The guard fails if the builtin function is replaced or if a ``len`` name
is defined in the global namespace.

The first call returns directly the string ``"A"``. The second call
removes the specialized function because the builtin ``chr()`` function
was replaced, and executes the original bytecode

On a microbenchmark, calling the specialized function takes 88 ns,
whereas the original bytecode takes 145 ns (+57 ns): 1.6 times as fast.


Using builtin function
----------------------

Replace a slow Python function calling ``chr(obj)`` with a direct call
to the builtin ``chr()`` function::

    import myoptimizer

    def func(arg):
        return chr(arg)

    func.specialize(chr, [myoptimizer.GuardBuiltins("chr")])
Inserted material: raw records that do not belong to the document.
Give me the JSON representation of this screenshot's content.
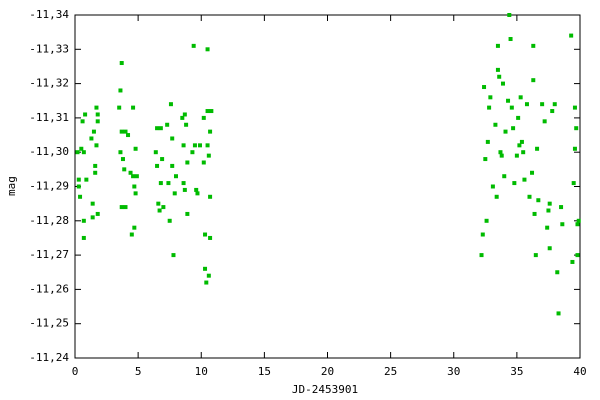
{
  "chart_data": {
    "type": "scatter",
    "xlabel": "JD-2453901",
    "ylabel": "mag",
    "color": "#00bb00",
    "xlim": [
      0,
      40
    ],
    "xticks": [
      0,
      5,
      10,
      15,
      20,
      25,
      30,
      35,
      40
    ],
    "ylim": [
      -11.24,
      -11.34
    ],
    "yticks": [
      {
        "value": -11.24,
        "label": "-11,24"
      },
      {
        "value": -11.25,
        "label": "-11,25"
      },
      {
        "value": -11.26,
        "label": "-11,26"
      },
      {
        "value": -11.27,
        "label": "-11,27"
      },
      {
        "value": -11.28,
        "label": "-11,28"
      },
      {
        "value": -11.29,
        "label": "-11,29"
      },
      {
        "value": -11.3,
        "label": "-11,30"
      },
      {
        "value": -11.31,
        "label": "-11,31"
      },
      {
        "value": -11.32,
        "label": "-11,32"
      },
      {
        "value": -11.33,
        "label": "-11,33"
      },
      {
        "value": -11.34,
        "label": "-11,34"
      }
    ],
    "x": [
      0.2,
      0.3,
      0.3,
      0.4,
      0.5,
      0.6,
      0.7,
      0.7,
      0.7,
      0.8,
      0.9,
      1.3,
      1.4,
      1.4,
      1.5,
      1.6,
      1.6,
      1.7,
      1.7,
      1.8,
      1.8,
      1.8,
      3.5,
      3.6,
      3.6,
      3.7,
      3.7,
      3.7,
      3.8,
      3.9,
      4.0,
      4.0,
      4.2,
      4.4,
      4.5,
      4.6,
      4.6,
      4.7,
      4.7,
      4.8,
      4.8,
      4.9,
      6.4,
      6.5,
      6.5,
      6.6,
      6.7,
      6.8,
      6.8,
      6.9,
      7.0,
      7.3,
      7.4,
      7.5,
      7.6,
      7.7,
      7.7,
      7.8,
      7.9,
      8.0,
      8.5,
      8.6,
      8.6,
      8.7,
      8.7,
      8.8,
      8.9,
      8.9,
      9.3,
      9.4,
      9.5,
      9.6,
      9.7,
      9.9,
      10.2,
      10.2,
      10.3,
      10.3,
      10.4,
      10.5,
      10.5,
      10.5,
      10.6,
      10.6,
      10.7,
      10.7,
      10.7,
      10.8,
      32.2,
      32.3,
      32.4,
      32.5,
      32.6,
      32.7,
      32.8,
      32.9,
      33.1,
      33.3,
      33.4,
      33.5,
      33.5,
      33.6,
      33.7,
      33.8,
      33.9,
      34.0,
      34.1,
      34.3,
      34.4,
      34.5,
      34.6,
      34.7,
      34.8,
      35.0,
      35.1,
      35.2,
      35.3,
      35.4,
      35.5,
      35.6,
      35.8,
      36.0,
      36.2,
      36.3,
      36.3,
      36.4,
      36.5,
      36.6,
      36.7,
      37.0,
      37.2,
      37.4,
      37.5,
      37.6,
      37.6,
      37.8,
      38.0,
      38.2,
      38.3,
      38.5,
      38.6,
      39.3,
      39.4,
      39.5,
      39.6,
      39.6,
      39.7,
      39.8,
      39.8,
      39.9
    ],
    "values": [
      -11.3,
      -11.292,
      -11.29,
      -11.287,
      -11.301,
      -11.309,
      -11.3,
      -11.28,
      -11.275,
      -11.311,
      -11.292,
      -11.304,
      -11.285,
      -11.281,
      -11.306,
      -11.294,
      -11.296,
      -11.313,
      -11.302,
      -11.311,
      -11.309,
      -11.282,
      -11.313,
      -11.3,
      -11.318,
      -11.326,
      -11.306,
      -11.284,
      -11.298,
      -11.295,
      -11.284,
      -11.306,
      -11.305,
      -11.294,
      -11.276,
      -11.313,
      -11.293,
      -11.29,
      -11.278,
      -11.301,
      -11.288,
      -11.293,
      -11.3,
      -11.307,
      -11.296,
      -11.285,
      -11.283,
      -11.291,
      -11.307,
      -11.298,
      -11.284,
      -11.308,
      -11.291,
      -11.28,
      -11.314,
      -11.296,
      -11.304,
      -11.27,
      -11.288,
      -11.293,
      -11.31,
      -11.302,
      -11.291,
      -11.289,
      -11.311,
      -11.308,
      -11.297,
      -11.282,
      -11.3,
      -11.331,
      -11.302,
      -11.289,
      -11.288,
      -11.302,
      -11.31,
      -11.297,
      -11.276,
      -11.266,
      -11.262,
      -11.302,
      -11.33,
      -11.312,
      -11.264,
      -11.299,
      -11.306,
      -11.287,
      -11.275,
      -11.312,
      -11.27,
      -11.276,
      -11.319,
      -11.298,
      -11.28,
      -11.303,
      -11.313,
      -11.316,
      -11.29,
      -11.308,
      -11.287,
      -11.331,
      -11.324,
      -11.322,
      -11.3,
      -11.299,
      -11.32,
      -11.293,
      -11.306,
      -11.315,
      -11.34,
      -11.333,
      -11.313,
      -11.307,
      -11.291,
      -11.299,
      -11.31,
      -11.302,
      -11.316,
      -11.303,
      -11.3,
      -11.292,
      -11.314,
      -11.287,
      -11.294,
      -11.321,
      -11.331,
      -11.282,
      -11.27,
      -11.301,
      -11.286,
      -11.314,
      -11.309,
      -11.278,
      -11.283,
      -11.285,
      -11.272,
      -11.312,
      -11.314,
      -11.265,
      -11.253,
      -11.284,
      -11.279,
      -11.334,
      -11.268,
      -11.291,
      -11.313,
      -11.301,
      -11.307,
      -11.279,
      -11.27,
      -11.28
    ]
  }
}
    print("func(65): %s" % func(65))
    print("#specialized: %s" % len(func.get_specialized()))
    print()

    import builtins
    builtins.chr = lambda obj: "mock"

    print("func(65): %s" % func(65))
    print("#specialized: %s" % len(func.get_specialized()))

Output::

    func(): A
    #specialized: 1

    func(): mock
    #specialized: 0

The first call returns directly the builtin ``chr()`` function (without
creating a Python frame). The second call removes the specialized
function because the builtin ``chr()`` function was replaced, and
executes the original bytecode.

On a microbenchmark, calling the specialized function takes 95 ns,
whereas the original bytecode takes 155 ns (+60 ns): 1.6 times as fast.
Calling directly ``chr(65)`` takes 76 ns.


Python Function Call
====================

Pseudo-code to call a Python function having specialized functions with
guards::

    def call_func(func, *args, **kwargs):
        # by default, call the regular bytecode
        code = func.__code__.co_code
        specialized = func.get_specialized()
        nspecialized = len(specialized)

        index = 0
        while index < nspecialized:
            guard = specialized[index].guard
            # pass arguments, some guards need them
            check = guard(args, kwargs)
            if check == 1:
                # guard succeeded: we can use the specialized function
                code = specialized[index].code
                break
            elif check == -1:
                # guard will always fail: remove the specialized function
                del specialized[index]
            elif check == 0:
                # guard failed temporarely
                index += 1

        # code can be a code object or any callable object
        execute_code(code, args, kwargs)


Changes
=======

* Add two new methods to functions:

  - ``specialize(code, guards: list)``: add specialized
    function with guard. `code` is a code object (ex:
    ``func2.__code__``) or any callable object (ex: ``len``).
    The specialization can be ignored if a guard already fails.
  - ``get_specialized()``: get the list of specialized functions with
    guards

* Base ``Guard`` type which can be used as parent type to implement
  guards. It requires to implement a ``check()`` function, with an
  optional ``first_check()`` function. API:

  * ``int first_check(PyObject *guard, PyObject *func)``: return 0 on
    success, -1 if the guard will always fail
  * ``int check(PyObject *guard, PyObject **stack, int na, int nk)``:
    return 1 on success, 0 if the guard failed temporarely, -1 if the
    guard will always fail

Microbenchmark on ``python3.6 -m timeit -s 'def f(): pass' 'f()'`` (best
of 3 runs):

* Original Python: 79 ns
* Patched Python: 79 ns

According to this microbenchmark, the changes has no overhead on calling
a Python function without specialization.


Behaviour
=========

When a function code is replaced (``func.__code__ = new_code``), all
specialized functions are removed.

When a function is serialized (by ``marshal`` or ``pickle`` for
example), specialized functions and guards are ignored (not serialized).


Discussion
==========

Thread on the python-ideas mailing list: `RFC: PEP: Specialized
functions with guards
<https://mail.python.org/pipermail/python-ideas/2016-January/037703.html>`_.


Copyright
=========

This document has been placed in the public domain.